Industry overview 

The global financial crisis and the subsequent recession, which the global economy entered in the second half of 2008, has inevitably also had an impact on the global upstream oil and gas industry.
We have witnessed high volatility in oil and gas prices with concerns about availability dominating the first half of 2008. As the reality of the current global situation became more evident in the second half of the year, prices were subsequently impacted by downward adjustments to energy demand forecasts. Combined with a heightened risk aversion in speculative capital, this led to oil (Brent dated) being traded around USD100 lower in December 2008 than at July 2008's all time high of USD144/bbl.
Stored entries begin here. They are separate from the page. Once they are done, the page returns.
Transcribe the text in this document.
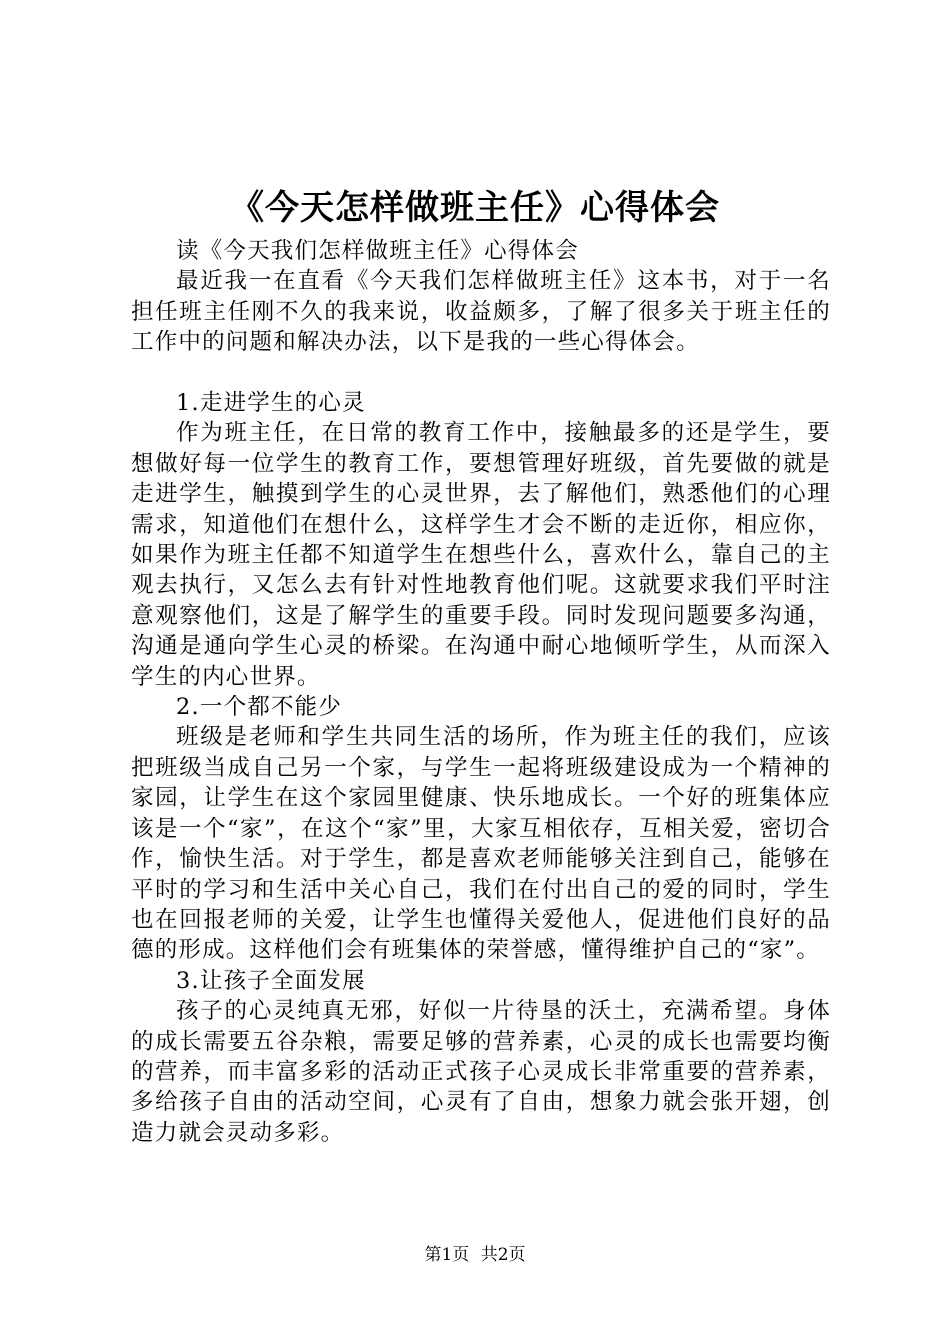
《今天怎样做班主任》心得体会

读《今天我们怎样做班主任》心得体会

最近我一在直看《今天我们怎样做班主任》这本书，对于一名担任班主任刚不久的我来说，收益颇多，了解了很多关于班主任的工作中的问题和解决办法，以下是我的一些心得体会。

1.走进学生的心灵

作为班主任，在日常的教育工作中，接触最多的还是学生，要想做好每一位学生的教育工作，要想管理好班级，首先要做的就是走进学生，触摸到学生的心灵世界，去了解他们，熟悉他们的心理需求，知道他们在想什么，这样学生才会不断的走近你，相应你，如果作为班主任都不知道学生在想些什么，喜欢什么，靠自己的主观去执行，又怎么去有针对性地教育他们呢。这就要求我们平时注意观察他们，这是了解学生的重要手段。同时发现问题要多沟通，沟通是通向学生心灵的桥梁。在沟通中耐心地倾听学生，从而深入学生的内心世界。

2.一个都不能少

班级是老师和学生共同生活的场所，作为班主任的我们，应该把班级当成自己另一个家，与学生一起将班级建设成为一个精神的家园，让学生在这个家园里健康、快乐地成长。一个好的班集体应该是一个“家”，在这个“家”里，大家互相依存，互相关爱，密切合作，愉快生活。对于学生，都是喜欢老师能够关注到自己，能够在平时的学习和生活中关心自己，我们在付出自己的爱的同时，学生也在回报老师的关爱，让学生也懂得关爱他人，促进他们良好的品德的形成。这样他们会有班集体的荣誉感，懂得维护自己的“家”。

3.让孩子全面发展

孩子的心灵纯真无邪，好似一片待垦的沃土，充满希望。身体的成长需要五谷杂粮，需要足够的营养素，心灵的成长也需要均衡的营养，而丰富多彩的活动正式孩子心灵成长非常重要的营养素，多给孩子自由的活动空间，心灵有了自由，想象力就会张开翅，创造力就会灵动多彩。

第1页 共2页
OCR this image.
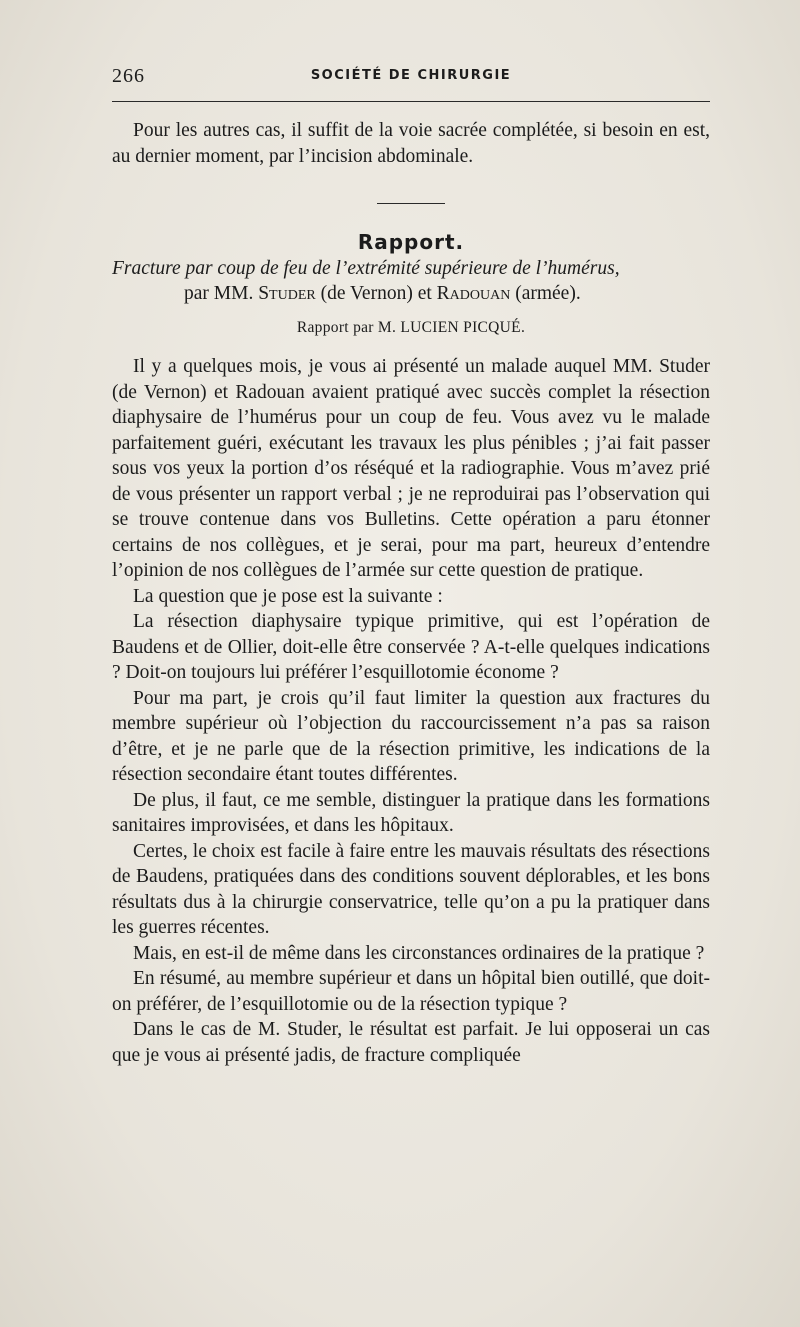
266	SOCIÉTÉ DE CHIRURGIE

Pour les autres cas, il suffit de la voie sacrée complétée, si besoin en est, au dernier moment, par l’incision abdominale.

Rapport.

Fracture par coup de feu de l’extrémité supérieure de l’humérus,

par MM. Studer (de Vernon) et Radouan (armée).

Rapport par M. LUCIEN PICQUÉ.

Il y a quelques mois, je vous ai présenté un malade auquel MM. Studer (de Vernon) et Radouan avaient pratiqué avec succès complet la résection diaphysaire de l’humérus pour un coup de feu. Vous avez vu le malade parfaitement guéri, exécutant les travaux les plus pénibles ; j’ai fait passer sous vos yeux la portion d’os réséqué et la radiographie. Vous m’avez prié de vous présenter un rapport verbal ; je ne reproduirai pas l’observation qui se trouve contenue dans vos Bulletins. Cette opération a paru étonner certains de nos collègues, et je serai, pour ma part, heureux d’entendre l’opinion de nos collègues de l’armée sur cette question de pratique.

La question que je pose est la suivante :

La résection diaphysaire typique primitive, qui est l’opération de Baudens et de Ollier, doit-elle être conservée ? A-t-elle quelques indications ? Doit-on toujours lui préférer l’esquillotomie économe ?

Pour ma part, je crois qu’il faut limiter la question aux fractures du membre supérieur où l’objection du raccourcissement n’a pas sa raison d’être, et je ne parle que de la résection primitive, les indications de la résection secondaire étant toutes différentes.

De plus, il faut, ce me semble, distinguer la pratique dans les formations sanitaires improvisées, et dans les hôpitaux.

Certes, le choix est facile à faire entre les mauvais résultats des résections de Baudens, pratiquées dans des conditions souvent déplorables, et les bons résultats dus à la chirurgie conservatrice, telle qu’on a pu la pratiquer dans les guerres récentes.

Mais, en est-il de même dans les circonstances ordinaires de la pratique ?

En résumé, au membre supérieur et dans un hôpital bien outillé, que doit-on préférer, de l’esquillotomie ou de la résection typique ?

Dans le cas de M. Studer, le résultat est parfait. Je lui opposerai un cas que je vous ai présenté jadis, de fracture compliquée
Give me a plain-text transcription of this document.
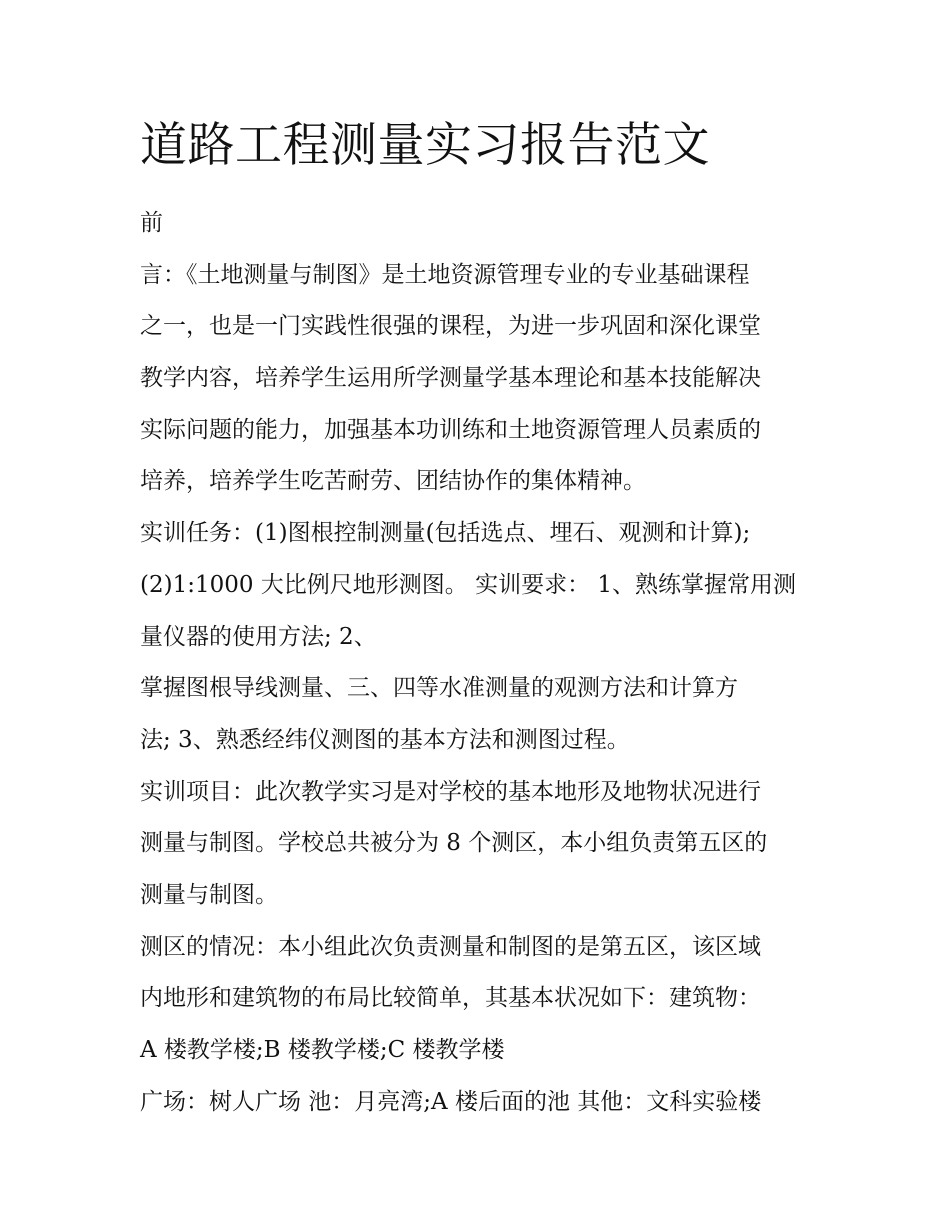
道路工程测量实习报告范文

前

言：《土地测量与制图》是土地资源管理专业的专业基础课程

之一，也是一门实践性很强的课程，为进一步巩固和深化课堂

教学内容，培养学生运用所学测量学基本理论和基本技能解决

实际问题的能力，加强基本功训练和土地资源管理人员素质的

培养，培养学生吃苦耐劳、团结协作的集体精神。

实训任务：(1)图根控制测量(包括选点、埋石、观测和计算);

(2)1:1000 大比例尺地形测图。 实训要求： 1、熟练掌握常用测

量仪器的使用方法; 2、

掌握图根导线测量、三、四等水准测量的观测方法和计算方

法; 3、熟悉经纬仪测图的基本方法和测图过程。

实训项目：此次教学实习是对学校的基本地形及地物状况进行

测量与制图。学校总共被分为 8 个测区，本小组负责第五区的

测量与制图。

测区的情况：本小组此次负责测量和制图的是第五区，该区域

内地形和建筑物的布局比较简单，其基本状况如下：建筑物：

A 楼教学楼;B 楼教学楼;C 楼教学楼

广场：树人广场 池：月亮湾;A 楼后面的池 其他：文科实验楼
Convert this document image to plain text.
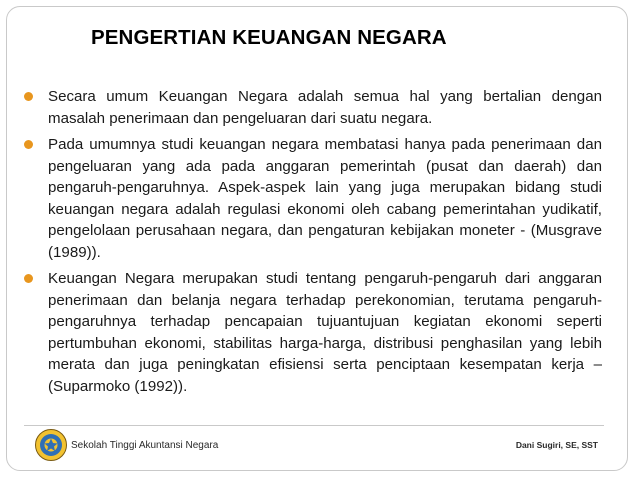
PENGERTIAN KEUANGAN NEGARA
Secara umum Keuangan Negara adalah semua hal yang bertalian dengan masalah penerimaan dan pengeluaran dari suatu negara.
Pada umumnya studi keuangan negara membatasi hanya pada penerimaan dan pengeluaran yang ada pada anggaran pemerintah (pusat dan daerah) dan pengaruh-pengaruhnya. Aspek-aspek lain yang juga merupakan bidang studi keuangan negara adalah regulasi ekonomi oleh cabang pemerintahan yudikatif, pengelolaan perusahaan negara, dan pengaturan kebijakan moneter - (Musgrave (1989)).
Keuangan Negara merupakan studi tentang pengaruh-pengaruh dari anggaran penerimaan dan belanja negara terhadap perekonomian, terutama pengaruh-pengaruhnya terhadap pencapaian tujuantujuan kegiatan ekonomi seperti pertumbuhan ekonomi, stabilitas harga-harga, distribusi penghasilan yang lebih merata dan juga peningkatan efisiensi serta penciptaan kesempatan kerja – (Suparmoko (1992)).
Sekolah Tinggi Akuntansi Negara	Dani Sugiri, SE, SST
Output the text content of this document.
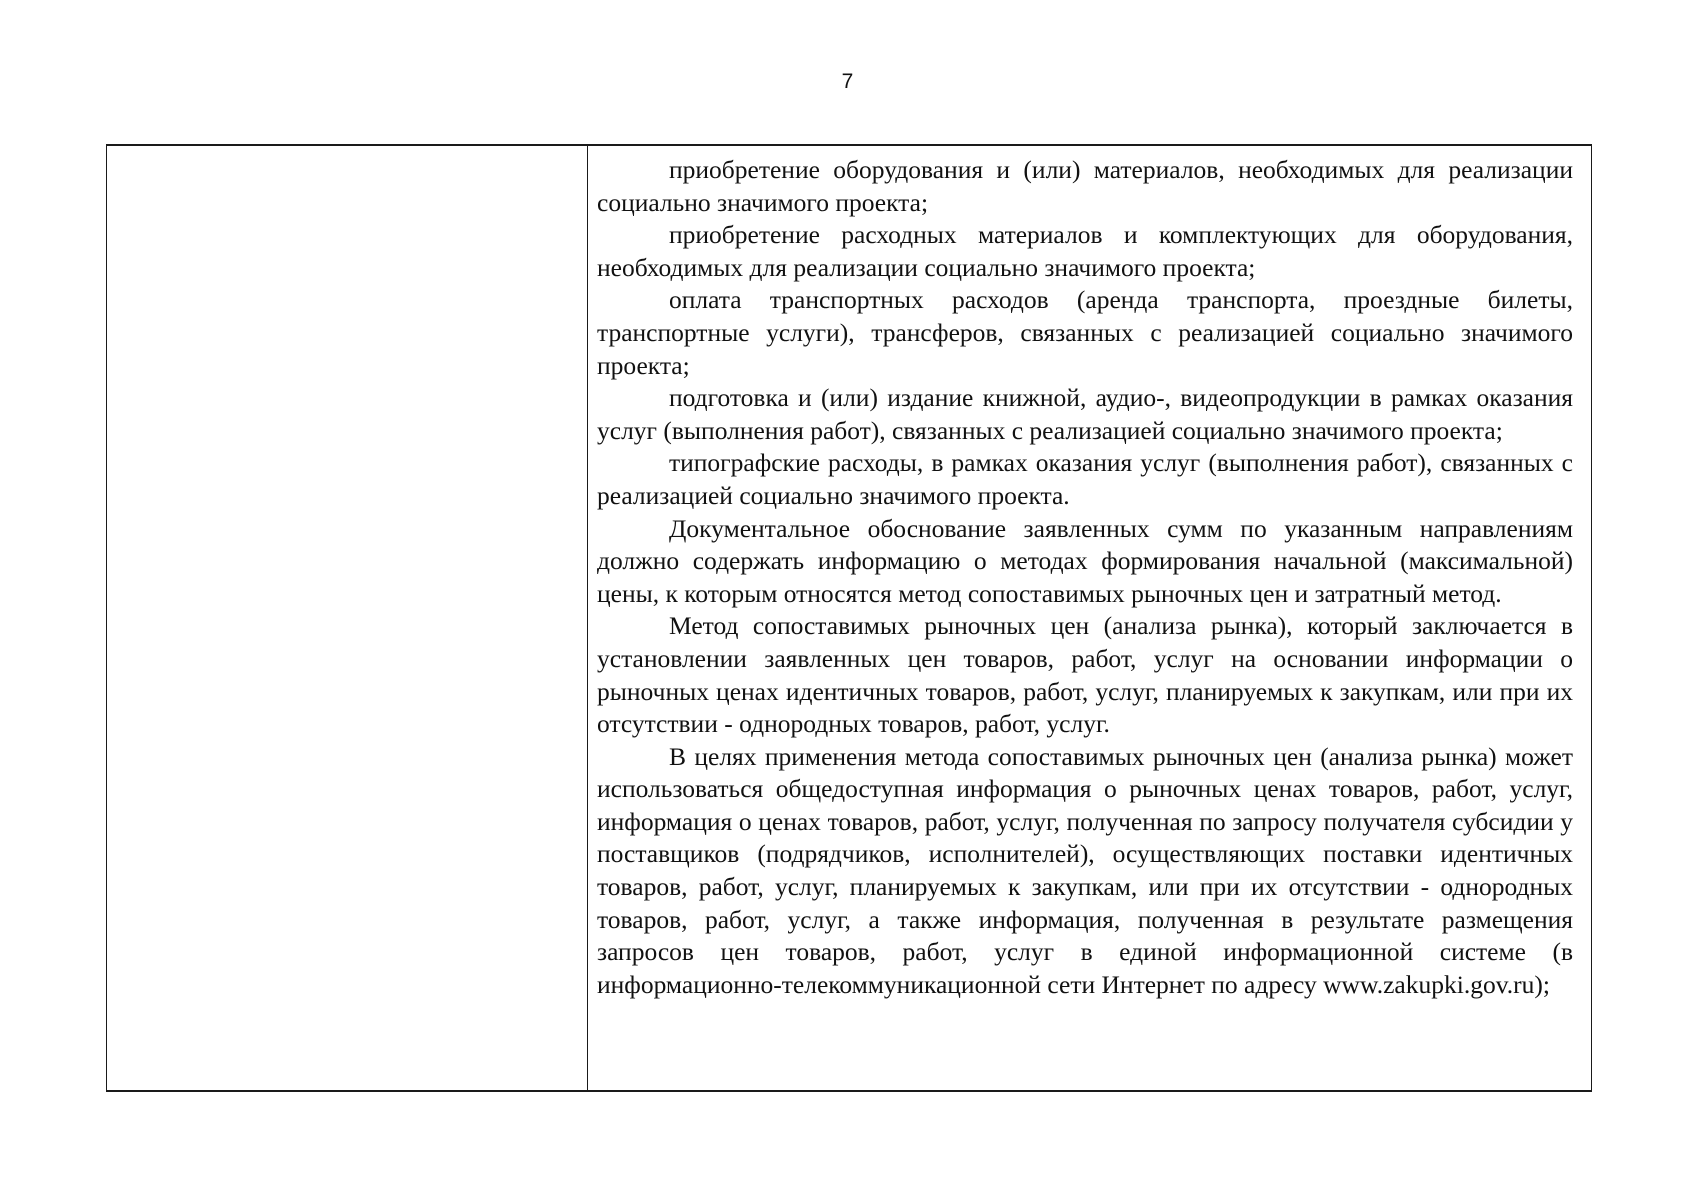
7

приобретение оборудования и (или) материалов, необходимых для реализации социально значимого проекта;

приобретение расходных материалов и комплектующих для оборудования, необходимых для реализации социально значимого проекта;

оплата транспортных расходов (аренда транспорта, проездные билеты, транспортные услуги), трансферов, связанных с реализацией социально значимого проекта;

подготовка и (или) издание книжной, аудио-, видеопродукции в рамках оказания услуг (выполнения работ), связанных с реализацией социально значимого проекта;

типографские расходы, в рамках оказания услуг (выполнения работ), связанных с реализацией социально значимого проекта.

Документальное обоснование заявленных сумм по указанным направлениям должно содержать информацию о методах формирования начальной (максимальной) цены, к которым относятся метод сопоставимых рыночных цен и затратный метод.

Метод сопоставимых рыночных цен (анализа рынка), который заключается в установлении заявленных цен товаров, работ, услуг на основании информации о рыночных ценах идентичных товаров, работ, услуг, планируемых к закупкам, или при их отсутствии - однородных товаров, работ, услуг.

В целях применения метода сопоставимых рыночных цен (анализа рынка) может использоваться общедоступная информация о рыночных ценах товаров, работ, услуг, информация о ценах товаров, работ, услуг, полученная по запросу получателя субсидии у поставщиков (подрядчиков, исполнителей), осуществляющих поставки идентичных товаров, работ, услуг, планируемых к закупкам, или при их отсутствии - однородных товаров, работ, услуг, а также информация, полученная в результате размещения запросов цен товаров, работ, услуг в единой информационной системе (в информационно-телекоммуникационной сети Интернет по адресу www.zakupki.gov.ru);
The industry has experienced a rapid increase in costs and capital expenditures over the past three to four years. This has been the result of both limited competition and capacity in the service industry and increased complexity of new projects. Although it could be expected that lower oil and gas prices and a lower volume of overall industry activity would contribute to downward pressure on costs in the services and manufacturing industry, the technical challenges resulting from increasing project complexity are unlikely to relent and will maintain an upward structural pressure on costs. In this environment, the industry is expected to increase its focus on cost control and capital deployment efficiency through tightening prioritisation among existing opportunities.

International politics and adjustments to energy policies have also continued to influence the business environment in resource-rich countries across the world. In the short to medium term, there could be a potential for improved access and fiscal terms in some regions as a result of the global turmoil. However, it will not reduce the need for continuous focus on building and utilisation of technical and commercial capabilities in order to turn oil and gas resources into productive capacity.

In recent years the industry has been characterised by a much higher level of competition, both in terms of the number and type of participants. This is unlikely to change. However, the sharp fall in share prices in general combined with the degree to which companies have access to capital to fund their future developments could act as catalysts for change in the competitive landscape.

The long-term challenge of providing the world with secure, affordable and environmentally acceptable energy remains as challenging a reality as ever. In combination, the above developments within the industry are likely to result in a continued highly competitive environment for scarce international upstream opportunities.